Un aspecto central de la novela es la representación del amor como una fuerza transformadora y, a menudo, destructiva. La llegada de Álex despierta en Lucía un deseo profundo de ser amada y aceptada tal como es, sin necesidad de control ni de modificación. Sin embargo, este deseo se ve frustrado por la naturaleza incontrolable de Álex y por la dificultad de Lucía para adaptarse a su forma de pensar y de actuar. La novela plantea la pregunta de si el amor verdadero implica la aceptación de lo diferente o si, por el contrario, implica la imposición de nuestras propias expectativas sobre el otro.
La novela también aborda temas como la soledad, la identidad y la búsqueda de sentido. Lucía, atrapada en su propiaja de control y de perfección, se siente profundamente sola y vacía. La llegada de Álex, paradójicamente, le ofrece la posibilidad de encontrar un sentido a su vida, pero también la obliga a confrontar sus propios miedos y contradicciones. El libro enfatiza que el amor, en su forma más auténtica, es un camino hacia el autodescubrimiento, que implica la aceptación de nuestras imperfecciones y la disposición a arriesgarnos a vivir una vida más plena y significativa.

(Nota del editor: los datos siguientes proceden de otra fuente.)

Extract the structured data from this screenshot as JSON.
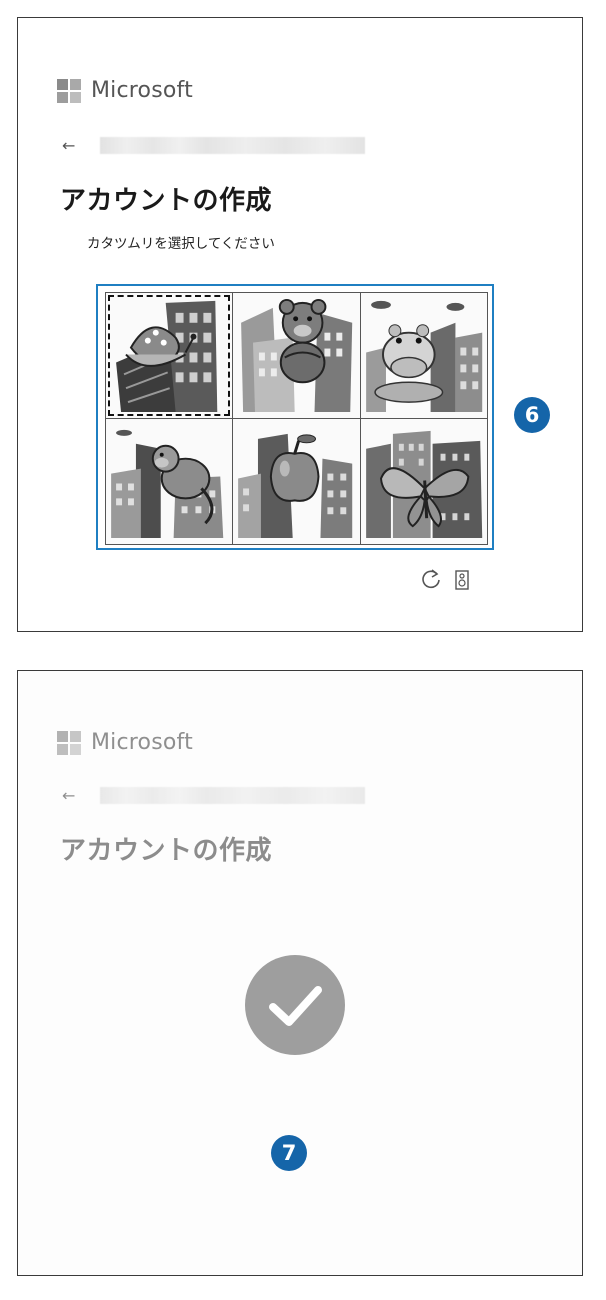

Opinión Crítica de Amor, La Variable Con La Que No Contaba: Un Análisis y Recomendaciones
«Amor, La Variable Con La Que No Contaba» es una novela provocadora y reflexiva que, a pesar de sus momentos de disfunción, logra capturar la esencia del amor en su forma más incontrolable. La autora, Isabel Sanchez Listan, ha creado un personaje principal, Lucía, que es a la vez identificable y exasperante, y un personaje secundario, Álex, que es a la vez intrigante y desconcertante. La novela no ofrece respuestas fáciles, sino que plantea preguntas difíciles sobre la naturaleza del amor, la identidad y el propósito de la vida.

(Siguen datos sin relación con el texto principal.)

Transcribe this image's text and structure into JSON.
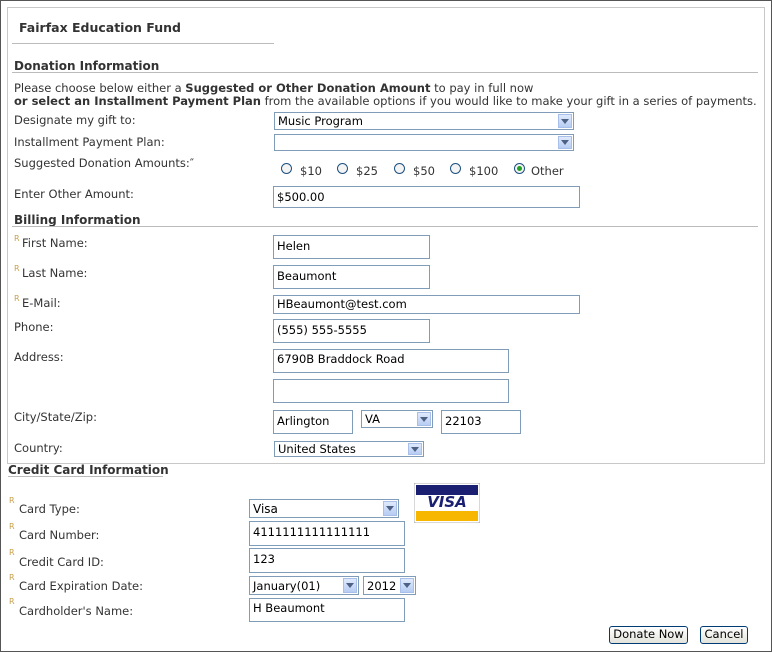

La escritura de Sanchez Listan es generalmente fluida y atractiva, y utiliza un estilo descriptivo que ayuda al lector a visualizar las escenas y a comprender las emociones de los personajes. Sin embargo, a veces la novela se siente un poco predecible, y algunos de los momentos de conflicto parecen forzados. No obstante, la novela tiene un fuerte atractivo, y es probable que los lectores se identifiquen con la lucha de Lucía por encontrar su lugar en el mundo. La complejidad del personaje de Álex es, sin duda, uno de los puntos fuertes de la obra, alejándolo de estereotipos y planteando interrogantes sobre la condición humana.

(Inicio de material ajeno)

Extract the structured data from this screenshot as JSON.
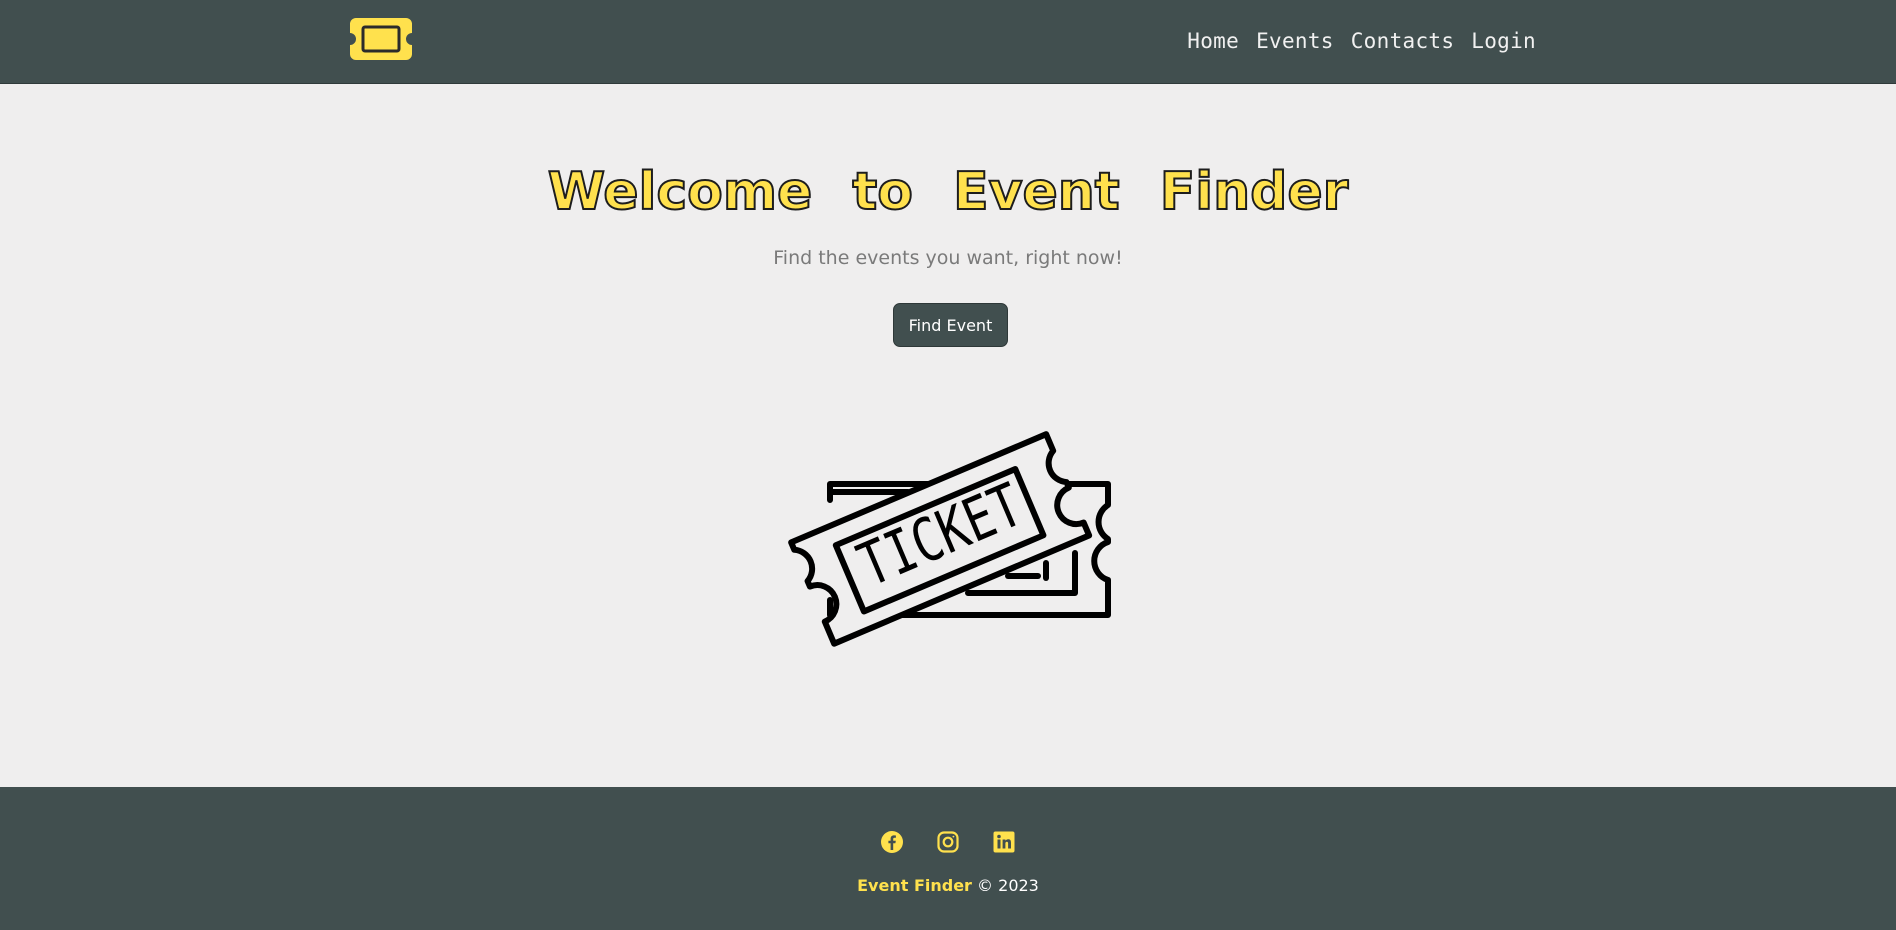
{
  "colors": {
    "header_bg": "#414f4f",
    "page_bg": "#efeeee",
    "accent_yellow": "#ffe14d",
    "text_light": "#f1f1f1",
    "subtitle_gray": "#7a7a7a"
  },
  "header": {
    "logo_icon": "ticket-logo-icon",
    "nav": {
      "home": "Home",
      "events": "Events",
      "contacts": "Contacts",
      "login": "Login"
    }
  },
  "hero": {
    "title": "Welcome to Event Finder",
    "subtitle": "Find the events you want, right now!",
    "cta_label": "Find Event",
    "illustration_text": "TICKET"
  },
  "footer": {
    "social_icons": [
      "facebook-icon",
      "instagram-icon",
      "linkedin-icon"
    ],
    "brand": "Event Finder",
    "copyright": "© 2023"
  }
}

«Amor, La Variable Con La Que No Contaba» es una lectura recomendable para aquellos que disfrutan de las novelas románticas con un toque de drama y de misterio. La novela no es una lectura ligera, pero sí es una lectura estimulante que invita a la reflexión sobre las complejidades del amor y la vida. La autora ha creado una historia que es a la vez conmovedora y provocadora, y que seguramente resonará en aquellos que han experimentado el impacto transformador del amor. Si buscas una novela que te haga cuestionar tus propias prioridades y que te ofrezca una perspectiva poco convencional sobre el amor, «Amor, La Variable Con La Que No Contaba» es una opción sólida y recomendable. Se sugiere leerla con una taza de té y un momento de tranquilidad para poder disfrutar plenamente de la complejidad de la historia.